Understanding the Pre-Analysis Process and What It Means
The machine will automatically assess the victim’s heart rhythm. This step is automatic, so do not touch the person while the system performs the check. If a shock is needed, it will prompt you with clear instructions.
Pay attention to the voice prompts and visual cues. These will guide you through the sequence of actions, ensuring that you follow the necessary steps. The system evaluates if the heartbeat is irregular or absent and determines whether a shock is required to restore normal rhythm.
If no shock is recommended, the device will instruct you to continue with chest compressions. Be prepared to act on the feedback provided. The analysis process ensures that only appropriate interventions are made, minimizing the risks associated with unnecessary shocks.
The device’s pre-analysis function is built to enhance accuracy and speed, providing clear directions while safeguarding against errors. Understanding this phase is critical for anyone responding to a sudden cardiac arrest situation, as it helps maintain focus on the immediate care required.
How to Confirm Pads are Correctly Positioned
Place one pad on the upper right side of the chest, just below the collarbone, and the other pad on the lower left side, a few inches below the armpit. Ensure that the pads are not overlapping and are directly on bare skin. If the patient has excess hair in the areas where the pads will be placed, shave the hair or use a pad to remove it to ensure good contact.
- Check that the pads are firmly attached to the skin, with no gaps.
- Ensure that there is no movement of the pads once placed; they should stay in position during use.

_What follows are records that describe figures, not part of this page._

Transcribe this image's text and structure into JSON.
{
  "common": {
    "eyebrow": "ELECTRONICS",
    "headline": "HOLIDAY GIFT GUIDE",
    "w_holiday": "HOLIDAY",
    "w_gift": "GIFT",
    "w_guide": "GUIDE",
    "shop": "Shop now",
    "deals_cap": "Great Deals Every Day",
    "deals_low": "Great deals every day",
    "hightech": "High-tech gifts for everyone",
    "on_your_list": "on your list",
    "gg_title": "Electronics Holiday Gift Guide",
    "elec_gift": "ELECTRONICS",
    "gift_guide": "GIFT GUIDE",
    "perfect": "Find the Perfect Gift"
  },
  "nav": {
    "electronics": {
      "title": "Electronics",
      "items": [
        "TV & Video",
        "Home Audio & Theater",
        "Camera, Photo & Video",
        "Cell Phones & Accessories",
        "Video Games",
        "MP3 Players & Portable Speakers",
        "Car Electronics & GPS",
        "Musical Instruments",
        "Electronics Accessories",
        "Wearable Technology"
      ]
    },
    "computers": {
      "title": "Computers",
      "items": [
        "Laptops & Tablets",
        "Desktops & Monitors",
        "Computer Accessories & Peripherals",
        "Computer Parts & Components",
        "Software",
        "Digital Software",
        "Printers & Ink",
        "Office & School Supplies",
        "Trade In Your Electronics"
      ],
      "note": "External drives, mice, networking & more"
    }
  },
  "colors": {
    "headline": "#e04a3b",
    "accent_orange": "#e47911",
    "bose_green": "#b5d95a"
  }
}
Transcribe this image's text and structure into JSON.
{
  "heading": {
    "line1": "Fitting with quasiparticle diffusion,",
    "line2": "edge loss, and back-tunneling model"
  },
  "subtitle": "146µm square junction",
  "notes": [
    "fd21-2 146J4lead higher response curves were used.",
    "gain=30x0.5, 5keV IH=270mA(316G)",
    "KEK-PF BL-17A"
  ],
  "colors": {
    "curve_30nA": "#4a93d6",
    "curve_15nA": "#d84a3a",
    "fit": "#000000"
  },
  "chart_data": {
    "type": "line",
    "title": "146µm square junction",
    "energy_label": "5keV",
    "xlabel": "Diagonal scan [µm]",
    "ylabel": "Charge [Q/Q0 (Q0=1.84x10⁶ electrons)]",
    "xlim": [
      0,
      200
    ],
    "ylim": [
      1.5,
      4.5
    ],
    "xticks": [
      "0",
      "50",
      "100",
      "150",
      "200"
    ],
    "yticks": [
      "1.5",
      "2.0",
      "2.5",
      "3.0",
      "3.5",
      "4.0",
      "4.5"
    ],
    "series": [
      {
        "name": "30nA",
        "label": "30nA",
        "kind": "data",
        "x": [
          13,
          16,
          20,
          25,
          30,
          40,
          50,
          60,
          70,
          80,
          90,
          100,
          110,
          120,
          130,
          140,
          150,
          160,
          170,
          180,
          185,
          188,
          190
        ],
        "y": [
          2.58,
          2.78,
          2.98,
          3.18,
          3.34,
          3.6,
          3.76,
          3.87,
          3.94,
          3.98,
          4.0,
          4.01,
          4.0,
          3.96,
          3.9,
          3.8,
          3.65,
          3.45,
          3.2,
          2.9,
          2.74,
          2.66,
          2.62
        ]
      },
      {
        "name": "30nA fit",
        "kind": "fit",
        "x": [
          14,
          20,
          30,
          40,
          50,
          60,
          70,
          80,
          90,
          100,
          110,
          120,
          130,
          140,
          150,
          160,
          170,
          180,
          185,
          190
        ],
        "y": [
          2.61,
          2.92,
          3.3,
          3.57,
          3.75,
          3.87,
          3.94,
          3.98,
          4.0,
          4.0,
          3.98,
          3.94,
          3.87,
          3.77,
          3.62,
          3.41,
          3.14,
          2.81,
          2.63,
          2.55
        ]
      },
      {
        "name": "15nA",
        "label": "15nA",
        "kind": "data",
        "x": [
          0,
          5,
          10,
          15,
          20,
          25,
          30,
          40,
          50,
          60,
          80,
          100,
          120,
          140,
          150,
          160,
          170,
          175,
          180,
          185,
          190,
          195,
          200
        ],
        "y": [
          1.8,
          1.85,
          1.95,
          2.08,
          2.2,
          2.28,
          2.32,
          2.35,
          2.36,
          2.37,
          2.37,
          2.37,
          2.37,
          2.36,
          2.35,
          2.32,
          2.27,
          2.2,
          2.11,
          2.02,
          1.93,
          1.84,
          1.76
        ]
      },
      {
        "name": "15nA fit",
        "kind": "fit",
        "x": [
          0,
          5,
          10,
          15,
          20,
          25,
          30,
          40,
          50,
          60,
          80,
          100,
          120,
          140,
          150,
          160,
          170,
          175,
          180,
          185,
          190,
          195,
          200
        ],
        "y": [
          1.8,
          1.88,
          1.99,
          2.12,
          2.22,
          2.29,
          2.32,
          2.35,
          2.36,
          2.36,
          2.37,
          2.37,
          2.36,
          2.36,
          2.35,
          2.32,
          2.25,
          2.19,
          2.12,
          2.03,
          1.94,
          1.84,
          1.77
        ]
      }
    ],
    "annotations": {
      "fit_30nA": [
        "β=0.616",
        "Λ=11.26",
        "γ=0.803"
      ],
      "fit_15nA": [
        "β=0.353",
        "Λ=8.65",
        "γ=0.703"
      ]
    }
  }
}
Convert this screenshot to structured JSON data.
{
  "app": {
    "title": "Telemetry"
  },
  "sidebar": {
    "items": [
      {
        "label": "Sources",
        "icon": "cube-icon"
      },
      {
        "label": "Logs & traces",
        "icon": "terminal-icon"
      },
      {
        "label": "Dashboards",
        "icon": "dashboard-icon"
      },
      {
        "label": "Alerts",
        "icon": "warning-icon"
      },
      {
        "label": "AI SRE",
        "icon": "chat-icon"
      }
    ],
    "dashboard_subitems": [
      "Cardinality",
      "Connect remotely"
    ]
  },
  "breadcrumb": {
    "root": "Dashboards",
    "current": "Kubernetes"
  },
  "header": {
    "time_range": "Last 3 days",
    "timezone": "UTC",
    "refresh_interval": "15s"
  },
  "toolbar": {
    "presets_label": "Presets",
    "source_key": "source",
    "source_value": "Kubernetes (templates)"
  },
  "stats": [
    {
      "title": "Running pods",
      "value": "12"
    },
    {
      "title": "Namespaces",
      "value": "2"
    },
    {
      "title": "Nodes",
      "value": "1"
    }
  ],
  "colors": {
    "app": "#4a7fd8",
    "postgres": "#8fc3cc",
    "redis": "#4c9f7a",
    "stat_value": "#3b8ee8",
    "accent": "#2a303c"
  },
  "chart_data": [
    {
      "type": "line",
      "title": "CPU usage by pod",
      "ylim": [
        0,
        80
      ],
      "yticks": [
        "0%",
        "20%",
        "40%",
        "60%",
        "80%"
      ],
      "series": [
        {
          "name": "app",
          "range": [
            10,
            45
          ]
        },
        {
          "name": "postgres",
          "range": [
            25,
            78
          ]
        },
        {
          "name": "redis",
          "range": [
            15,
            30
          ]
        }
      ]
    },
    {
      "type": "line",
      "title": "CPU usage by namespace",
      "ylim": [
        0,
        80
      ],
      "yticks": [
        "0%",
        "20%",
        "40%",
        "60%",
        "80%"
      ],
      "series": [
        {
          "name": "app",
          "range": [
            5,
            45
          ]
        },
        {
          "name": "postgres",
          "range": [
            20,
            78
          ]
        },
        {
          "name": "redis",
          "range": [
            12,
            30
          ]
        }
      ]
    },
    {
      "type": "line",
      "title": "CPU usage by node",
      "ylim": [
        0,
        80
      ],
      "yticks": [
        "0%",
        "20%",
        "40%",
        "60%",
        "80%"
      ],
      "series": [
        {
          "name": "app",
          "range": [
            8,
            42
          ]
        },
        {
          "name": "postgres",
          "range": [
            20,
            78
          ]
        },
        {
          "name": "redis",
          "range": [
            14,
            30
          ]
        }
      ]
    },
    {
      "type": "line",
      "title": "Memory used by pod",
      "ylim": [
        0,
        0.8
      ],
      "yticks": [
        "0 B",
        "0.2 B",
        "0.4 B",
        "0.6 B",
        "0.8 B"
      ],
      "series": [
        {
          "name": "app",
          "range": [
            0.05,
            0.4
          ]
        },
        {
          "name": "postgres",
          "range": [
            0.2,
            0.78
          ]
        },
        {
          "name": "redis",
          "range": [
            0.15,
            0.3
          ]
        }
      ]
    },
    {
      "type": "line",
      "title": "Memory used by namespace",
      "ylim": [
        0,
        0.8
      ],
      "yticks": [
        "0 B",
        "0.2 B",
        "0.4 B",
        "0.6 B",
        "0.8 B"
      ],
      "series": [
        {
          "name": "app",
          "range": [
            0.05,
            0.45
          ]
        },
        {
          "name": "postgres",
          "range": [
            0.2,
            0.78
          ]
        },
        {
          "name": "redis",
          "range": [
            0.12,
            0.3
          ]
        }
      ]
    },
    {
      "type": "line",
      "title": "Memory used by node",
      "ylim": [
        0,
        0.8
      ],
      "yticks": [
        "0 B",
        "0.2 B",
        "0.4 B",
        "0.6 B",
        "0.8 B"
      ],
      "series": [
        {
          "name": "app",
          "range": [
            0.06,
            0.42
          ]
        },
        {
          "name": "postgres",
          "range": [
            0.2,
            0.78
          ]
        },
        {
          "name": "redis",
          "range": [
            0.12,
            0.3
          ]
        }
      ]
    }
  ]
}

- If the device provides a visual or audible confirmation, listen for the device’s prompt indicating proper pad placement.
- In cases with a child or small individual, use pediatric pads if available, and adjust pad positioning as needed.
- Confirm that the leads are connected properly to the machine and there is no slack in the wires.
Incorrect pad positioning can reduce the effectiveness of the shock, so verifying alignment is critical before proceeding with any further steps.